So here we are and P will be 13 months old tomorrow. I cannot believe this past year has gone this quickly...he is almost walking on his own and it amazes me every single day how much progress he has made since I held him in my arms for the first time.He still needs my hand to sort of give him some confidence, but every now and then he lets go and takes a few steps...the down side I guess you could say is that there is no more just staying in my arms...he ALWAYS wants to get down and walk! We were at Zellers today to do some quick errands and all he wanted was to get down and walk...and WOW quick errands turn into not so quick errands when you are "walking" with a 13 month old. Although I have to say it was super cute and all the shoppers smiled as we passed...so it was well worth it! He also took a great nap when we got home...BONUS!
I wanted to share a topic with you guys, because I am pretty sure that I am not the only one who feels this way from time to time: There are days when I feel that I dont see the time pass.. my days are really routine and I tend to pretty much do the same things at the same times every single day...I feel like I look at the clock when I get up and its 7:30 am and then I look at the clock again and its 10 pm....I go to bed some nights and think that I really have to start to take the time to fully enjoy every minute of my kids. They dont stay young forever and I have to sometimes just ignore the chores and get down on the floor and play! The kids will not remember that pile of laundry but they will remember how many memories we made sitting around and having fun!
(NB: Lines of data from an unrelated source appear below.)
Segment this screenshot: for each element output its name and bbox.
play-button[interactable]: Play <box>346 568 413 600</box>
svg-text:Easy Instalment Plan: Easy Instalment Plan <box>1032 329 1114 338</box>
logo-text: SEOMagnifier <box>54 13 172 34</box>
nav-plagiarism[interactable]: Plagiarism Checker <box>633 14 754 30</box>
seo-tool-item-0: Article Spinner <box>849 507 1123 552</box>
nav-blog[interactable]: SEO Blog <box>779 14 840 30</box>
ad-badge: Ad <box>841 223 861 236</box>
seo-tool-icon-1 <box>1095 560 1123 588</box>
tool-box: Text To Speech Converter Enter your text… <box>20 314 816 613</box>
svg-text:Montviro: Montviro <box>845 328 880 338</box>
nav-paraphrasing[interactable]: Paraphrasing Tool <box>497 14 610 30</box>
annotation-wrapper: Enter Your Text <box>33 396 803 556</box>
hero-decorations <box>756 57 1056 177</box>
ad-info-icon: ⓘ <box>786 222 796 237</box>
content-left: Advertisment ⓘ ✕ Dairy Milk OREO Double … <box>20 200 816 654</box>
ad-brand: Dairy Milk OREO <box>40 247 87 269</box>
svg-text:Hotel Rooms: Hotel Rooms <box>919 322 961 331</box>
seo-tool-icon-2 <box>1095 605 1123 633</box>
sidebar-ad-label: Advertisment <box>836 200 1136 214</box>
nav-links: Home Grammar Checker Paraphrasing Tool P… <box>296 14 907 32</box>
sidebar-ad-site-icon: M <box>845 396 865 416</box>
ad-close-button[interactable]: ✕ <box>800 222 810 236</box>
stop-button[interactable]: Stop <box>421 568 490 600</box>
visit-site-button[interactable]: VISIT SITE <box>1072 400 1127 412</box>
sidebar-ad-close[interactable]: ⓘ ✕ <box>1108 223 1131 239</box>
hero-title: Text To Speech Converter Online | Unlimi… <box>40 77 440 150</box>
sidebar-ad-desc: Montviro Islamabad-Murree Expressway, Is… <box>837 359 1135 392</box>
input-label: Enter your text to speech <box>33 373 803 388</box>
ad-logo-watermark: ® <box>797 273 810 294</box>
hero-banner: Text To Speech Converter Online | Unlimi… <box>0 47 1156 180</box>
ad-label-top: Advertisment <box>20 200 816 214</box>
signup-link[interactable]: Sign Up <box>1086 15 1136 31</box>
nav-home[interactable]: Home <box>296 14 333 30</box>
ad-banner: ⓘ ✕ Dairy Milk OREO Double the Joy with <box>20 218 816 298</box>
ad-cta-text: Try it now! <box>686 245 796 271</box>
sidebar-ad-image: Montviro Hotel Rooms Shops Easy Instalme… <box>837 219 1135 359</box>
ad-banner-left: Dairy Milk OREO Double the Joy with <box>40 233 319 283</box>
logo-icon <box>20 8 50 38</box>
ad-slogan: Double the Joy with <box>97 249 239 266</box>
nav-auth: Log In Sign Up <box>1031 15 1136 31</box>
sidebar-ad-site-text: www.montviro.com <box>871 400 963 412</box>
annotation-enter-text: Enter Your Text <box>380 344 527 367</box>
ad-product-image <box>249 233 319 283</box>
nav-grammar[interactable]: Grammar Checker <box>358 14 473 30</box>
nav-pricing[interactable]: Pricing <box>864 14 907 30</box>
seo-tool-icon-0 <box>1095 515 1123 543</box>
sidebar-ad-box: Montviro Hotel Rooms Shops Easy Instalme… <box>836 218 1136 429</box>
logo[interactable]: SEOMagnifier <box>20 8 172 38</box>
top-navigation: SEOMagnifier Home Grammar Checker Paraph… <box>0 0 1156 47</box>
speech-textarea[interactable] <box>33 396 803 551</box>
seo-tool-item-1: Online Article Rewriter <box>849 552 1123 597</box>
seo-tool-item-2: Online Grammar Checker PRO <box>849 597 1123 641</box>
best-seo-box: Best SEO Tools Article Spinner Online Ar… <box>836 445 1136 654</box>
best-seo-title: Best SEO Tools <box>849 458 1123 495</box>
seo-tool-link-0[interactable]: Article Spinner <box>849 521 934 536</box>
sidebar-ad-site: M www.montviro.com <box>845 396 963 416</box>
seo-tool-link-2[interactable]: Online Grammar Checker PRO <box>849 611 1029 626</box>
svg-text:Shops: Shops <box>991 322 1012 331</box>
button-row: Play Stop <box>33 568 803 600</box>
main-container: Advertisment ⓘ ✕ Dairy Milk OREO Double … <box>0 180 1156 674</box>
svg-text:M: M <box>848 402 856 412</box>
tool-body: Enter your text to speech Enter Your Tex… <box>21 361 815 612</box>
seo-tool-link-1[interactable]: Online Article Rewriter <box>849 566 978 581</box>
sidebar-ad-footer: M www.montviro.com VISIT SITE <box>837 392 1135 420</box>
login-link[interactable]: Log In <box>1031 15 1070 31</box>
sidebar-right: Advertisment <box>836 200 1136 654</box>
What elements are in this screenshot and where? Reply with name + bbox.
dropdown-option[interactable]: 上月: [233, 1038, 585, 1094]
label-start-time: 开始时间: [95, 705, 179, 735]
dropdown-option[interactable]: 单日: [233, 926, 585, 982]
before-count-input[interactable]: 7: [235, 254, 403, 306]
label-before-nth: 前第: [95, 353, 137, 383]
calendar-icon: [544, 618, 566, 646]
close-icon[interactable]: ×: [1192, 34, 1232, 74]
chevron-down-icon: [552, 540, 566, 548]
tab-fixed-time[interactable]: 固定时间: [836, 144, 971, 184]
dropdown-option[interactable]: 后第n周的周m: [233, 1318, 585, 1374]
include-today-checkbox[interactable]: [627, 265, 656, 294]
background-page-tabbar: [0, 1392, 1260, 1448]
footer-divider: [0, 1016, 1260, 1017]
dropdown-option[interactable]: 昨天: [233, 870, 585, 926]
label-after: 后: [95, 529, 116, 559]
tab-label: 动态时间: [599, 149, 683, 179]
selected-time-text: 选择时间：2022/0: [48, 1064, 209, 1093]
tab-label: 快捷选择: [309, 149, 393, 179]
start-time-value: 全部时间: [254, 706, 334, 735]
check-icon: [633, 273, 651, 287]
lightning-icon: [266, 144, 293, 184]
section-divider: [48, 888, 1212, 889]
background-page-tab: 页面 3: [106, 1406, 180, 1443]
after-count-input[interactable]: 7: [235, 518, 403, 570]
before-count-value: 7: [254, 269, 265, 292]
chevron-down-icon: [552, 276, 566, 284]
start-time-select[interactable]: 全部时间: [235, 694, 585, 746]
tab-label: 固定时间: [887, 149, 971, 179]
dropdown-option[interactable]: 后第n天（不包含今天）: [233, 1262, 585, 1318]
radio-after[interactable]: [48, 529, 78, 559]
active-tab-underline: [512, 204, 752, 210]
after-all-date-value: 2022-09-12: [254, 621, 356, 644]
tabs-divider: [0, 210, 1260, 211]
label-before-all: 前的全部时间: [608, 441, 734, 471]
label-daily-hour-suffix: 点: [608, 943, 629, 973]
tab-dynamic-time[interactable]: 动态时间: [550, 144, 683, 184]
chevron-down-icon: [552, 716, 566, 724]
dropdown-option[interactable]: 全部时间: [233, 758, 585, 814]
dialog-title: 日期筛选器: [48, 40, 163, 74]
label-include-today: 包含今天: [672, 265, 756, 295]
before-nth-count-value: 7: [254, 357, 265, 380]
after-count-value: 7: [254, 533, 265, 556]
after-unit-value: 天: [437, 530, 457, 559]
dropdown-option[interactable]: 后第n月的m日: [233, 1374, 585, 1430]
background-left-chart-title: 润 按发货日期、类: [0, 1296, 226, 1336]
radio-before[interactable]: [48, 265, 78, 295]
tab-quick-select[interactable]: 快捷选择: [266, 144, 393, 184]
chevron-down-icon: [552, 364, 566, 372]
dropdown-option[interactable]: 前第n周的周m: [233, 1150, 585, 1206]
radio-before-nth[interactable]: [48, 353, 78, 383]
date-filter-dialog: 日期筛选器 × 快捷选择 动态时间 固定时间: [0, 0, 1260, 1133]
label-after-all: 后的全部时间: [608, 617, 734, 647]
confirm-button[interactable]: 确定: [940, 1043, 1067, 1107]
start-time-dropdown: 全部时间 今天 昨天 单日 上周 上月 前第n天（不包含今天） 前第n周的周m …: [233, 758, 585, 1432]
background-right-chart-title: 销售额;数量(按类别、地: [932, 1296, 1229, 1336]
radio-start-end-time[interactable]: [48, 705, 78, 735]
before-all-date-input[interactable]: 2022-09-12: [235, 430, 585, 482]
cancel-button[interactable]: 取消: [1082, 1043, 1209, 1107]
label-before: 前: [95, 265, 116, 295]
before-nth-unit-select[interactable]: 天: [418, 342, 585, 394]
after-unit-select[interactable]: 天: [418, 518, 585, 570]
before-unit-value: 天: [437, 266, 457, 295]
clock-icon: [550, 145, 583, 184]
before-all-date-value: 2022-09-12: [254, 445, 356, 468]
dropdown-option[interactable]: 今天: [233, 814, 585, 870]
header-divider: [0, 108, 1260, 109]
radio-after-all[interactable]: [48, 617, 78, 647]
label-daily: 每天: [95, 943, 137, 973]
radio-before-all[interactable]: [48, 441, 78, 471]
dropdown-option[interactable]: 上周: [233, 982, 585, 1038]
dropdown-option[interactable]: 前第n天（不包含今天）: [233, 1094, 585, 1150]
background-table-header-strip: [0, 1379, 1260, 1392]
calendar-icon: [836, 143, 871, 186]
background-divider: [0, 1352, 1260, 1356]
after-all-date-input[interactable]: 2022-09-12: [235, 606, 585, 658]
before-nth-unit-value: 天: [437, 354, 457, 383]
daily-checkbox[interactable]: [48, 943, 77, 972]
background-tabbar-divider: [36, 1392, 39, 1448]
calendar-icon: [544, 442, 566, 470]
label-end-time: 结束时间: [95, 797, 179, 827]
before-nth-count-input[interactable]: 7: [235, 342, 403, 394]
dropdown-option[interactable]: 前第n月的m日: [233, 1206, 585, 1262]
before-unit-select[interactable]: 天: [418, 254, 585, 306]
Of course its one thing to think that way and another thing to actually do it...the perfectionist in me wants everything to sparkle and be done but the mom in me feels that I am losing precious time with my kids!
So from now on I will try my best to enjoy the precious moments and not sweat the small stuff...
Do you guys have any suggestions of some fun things we can do? Keep in mind that I do not drive and my kids are 11 years apart!